Updated on May 22, 2016
By Elizabeth Emmons
Diageo has rolled out the red carpet for the bourbon offerings under its newest brand, Blade and Bow, released on the date of this year’s Kentucky Derby. Blade and Bow encompasses two offerings: the no age statement (NAS), Kentucky Straight Bourbon Whiskey and the 22-Year Old Kentucky Straight Bourbon.
I was fortunate to attend a dinner marking the release of these bourbons and got a sense of what Diageo is promoting in the brand.

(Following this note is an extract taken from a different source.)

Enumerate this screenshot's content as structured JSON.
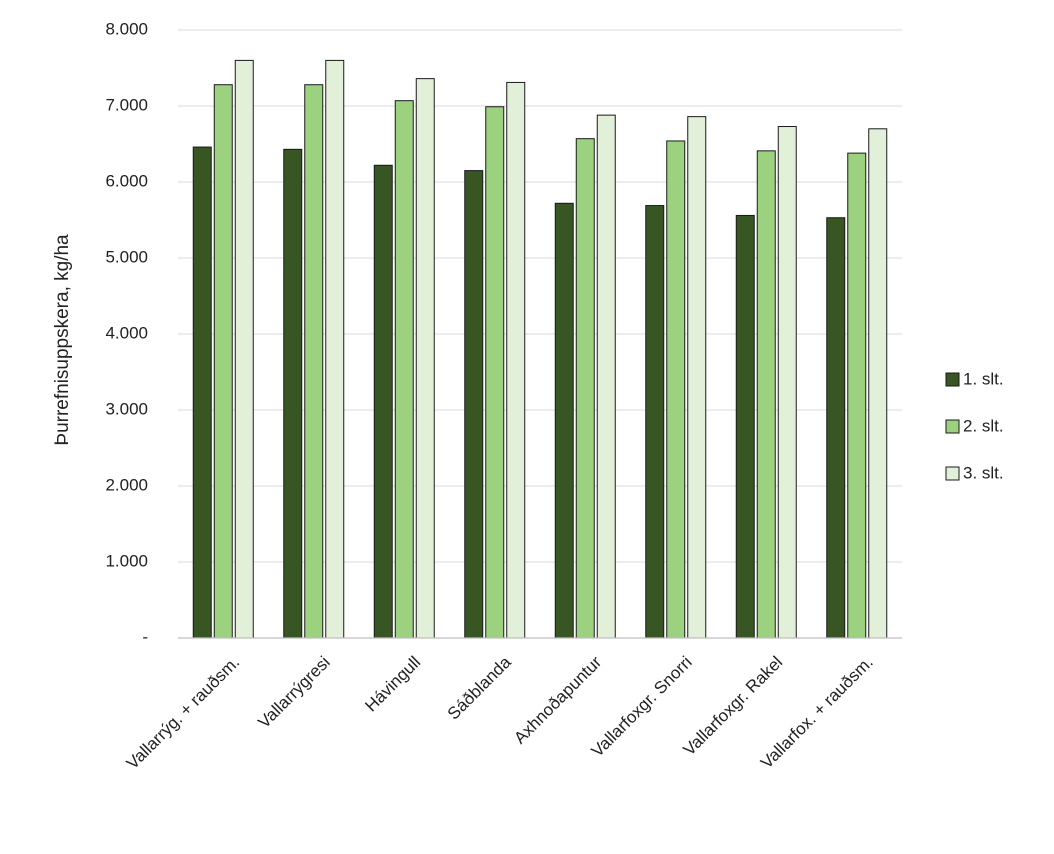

Words frequently heard to describe the two Blade and Bows were “innovation”, “artistry”, “history”, “craftsmanship”, “homage”, “hospitality” and “past, present and future”.
It is true that these releases certainly have an important history, and one that is especially closely tied to Kentucky’s drinking heritage. Blade and Bow’s carefully crafted image rests on its production at the old Stitzel-Weller Distillery in Shively, Kentucky, which opened on the aforementioned Derby Day in 1935, and was once the production home of Old Rip van Winkle, Cabin Still, Rebel Yell, W.L. Weller, and Old Fitzgerald. Most recently, it has been the pseudo (i.e. marketing) home of Bulleit Bourbon, also owned by Diageo. Stitzel-Weller shut down production in 1992. The facility was reopened for tourism and bottling in 2014, including bottling of Blade and Bow Kentucky Straight Bourbon Whiskey.
The importance of this bourbon lies in the fact that it contains some liquid from the pre-1992 shut down of Stitzel-Weller. It is a NAS bourbon, but Diageo uses a fractional solera system which allows each bottle to contain some of the actual whiskey from over 23 years ago. Solera means “on the ground” in Spanish and is a reference to the oldest and lowest barrels “on the ground” which are used for bottling, and a similar method is used in Glenfiddich 15 Year Old and some others. Their system is five levels, the top level being the youngest. Each level is drained into the next with the oldest level used for immediate bottling. Diageo refills the top level with other bourbons as the levels slowly drains in a continual process.
From the solera, Blade and Bow is bottled at 96 proof (45.5% abv).
The whiskey is beautifully packaged in a slightly tapered solid square bottle with a round dark blue label. The label’s emblem is a pattern of keys which symbolize the 5 steps for production: grains, yeast, fermentation, distillation and aging. Each bottle comes with a key hanging around its neck and there are 5 different keys that a drinker can collect. The name of the bourbon is derived from the “blade” or shaft of the key and the “bow” or handle of the key. If one collects all 5 keys, they may receive something special if they present them on a tour the Stitzel-Weller facility.
Blade and Bow is a burnt orange color in the glass. The nose is distinctly sweet with a slight fruity spiciness. There are notes of lightly oaked vanilla as well as pear. When tasted, a gentle candy sweetness envelopes the mouth. The finish is candied fruit and has mild but lasting astringency.
I would not classify this as a stereotypical warm and heavy bourbon but rather one that is clearly fruity which makes for easy warm weather drinking. It is not particularly complex, but that isn’t always a bad thing. For someone who prefers a distinctly fruity, straightforward and easy-to-drink bourbon, this is a good option.
Addendum by Richard Thomas
I find myself agreeing with Ms. Emmons to a very great extent. This is an easy drinking, pleasant bourbon with a fruity, lightly spiced character. This is so much the case that I found it positively refreshing on the rocks. While I usually recommend big and bold whiskeys for summer drinking on the rocks, this is a lighter bourbon that will do the trick just as well.
Ranging from $50 to $67 for a 750 ml bottle.